| HN Mirror

Y	Hacker News new \| ask \| show \| jobs

by t0mek 1440 days ago

This approach is very similar to the way how Kubernetes custom resource reconciliation works (and Kubernetes in general, but the custom resources is the way how you can bring your own logic there).

In Kubernetes you can define your own types, Custom Resources (basically JSONs with schema) and deploy "operators" - services that should handle these new types. Every time you create or modify your custom resource, the operator is triggered and it should "reconcile" your resource.

Now this reconciliation process is stateless. It doesn't know what exactly changed in your resource, so it should just go through the list of all the things that it needs to do (create or remove pods, services, configmaps, etc.) and if something is not right (e.g. a missing service), try to make it right or fail. In any case, the output should be written in the custom resource's .status section.

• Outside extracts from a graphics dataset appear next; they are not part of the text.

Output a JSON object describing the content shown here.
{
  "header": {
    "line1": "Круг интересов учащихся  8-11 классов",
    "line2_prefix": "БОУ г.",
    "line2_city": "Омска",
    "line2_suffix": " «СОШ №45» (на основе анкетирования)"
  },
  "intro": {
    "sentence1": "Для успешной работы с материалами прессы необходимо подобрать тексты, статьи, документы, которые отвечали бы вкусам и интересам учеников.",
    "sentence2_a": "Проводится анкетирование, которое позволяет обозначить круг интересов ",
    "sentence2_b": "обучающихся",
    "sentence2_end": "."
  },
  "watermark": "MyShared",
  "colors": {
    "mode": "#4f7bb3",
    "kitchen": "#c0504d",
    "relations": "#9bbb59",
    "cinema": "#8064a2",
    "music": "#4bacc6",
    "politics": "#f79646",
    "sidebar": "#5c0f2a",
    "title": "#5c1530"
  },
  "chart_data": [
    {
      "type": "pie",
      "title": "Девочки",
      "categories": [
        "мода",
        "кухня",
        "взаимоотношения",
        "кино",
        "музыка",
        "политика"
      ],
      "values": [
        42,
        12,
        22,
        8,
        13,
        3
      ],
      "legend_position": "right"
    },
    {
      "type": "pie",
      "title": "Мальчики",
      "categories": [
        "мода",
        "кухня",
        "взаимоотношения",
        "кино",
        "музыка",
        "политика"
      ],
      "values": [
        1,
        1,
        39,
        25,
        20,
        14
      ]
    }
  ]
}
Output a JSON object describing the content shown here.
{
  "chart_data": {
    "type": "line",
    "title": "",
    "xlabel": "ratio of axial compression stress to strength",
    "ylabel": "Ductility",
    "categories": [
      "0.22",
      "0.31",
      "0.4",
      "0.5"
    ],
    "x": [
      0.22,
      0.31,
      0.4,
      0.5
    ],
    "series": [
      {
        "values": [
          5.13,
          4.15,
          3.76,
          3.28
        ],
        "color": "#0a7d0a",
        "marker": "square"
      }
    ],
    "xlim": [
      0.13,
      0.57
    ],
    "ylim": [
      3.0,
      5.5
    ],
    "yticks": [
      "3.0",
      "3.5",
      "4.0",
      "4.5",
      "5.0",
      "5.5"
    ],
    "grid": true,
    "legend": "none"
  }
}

There's no active waiting - if the operator sees that some other resource is not ready yet (a required pod is still starting), it should just mark your resource as not ready and finish. If the pod state changes, the next reconciliation will notice it. It should do as much as it can to bring reality to the expectation, but not more.

If implemented correctly, this is surprisingly resilient. The idempotent nature of the reconciliation loop makes it perfect for errors handling. For instance, your reconciliation may fail because some pod is not running correctly. It's nothing that your operator can fix. But if the pod auto-heals (maybe the network connectivity was restored or an external service is available again), the operator will auto-heal as well, without a manual intervention. The next reconciliation loop will just see the pod is available again and carry on.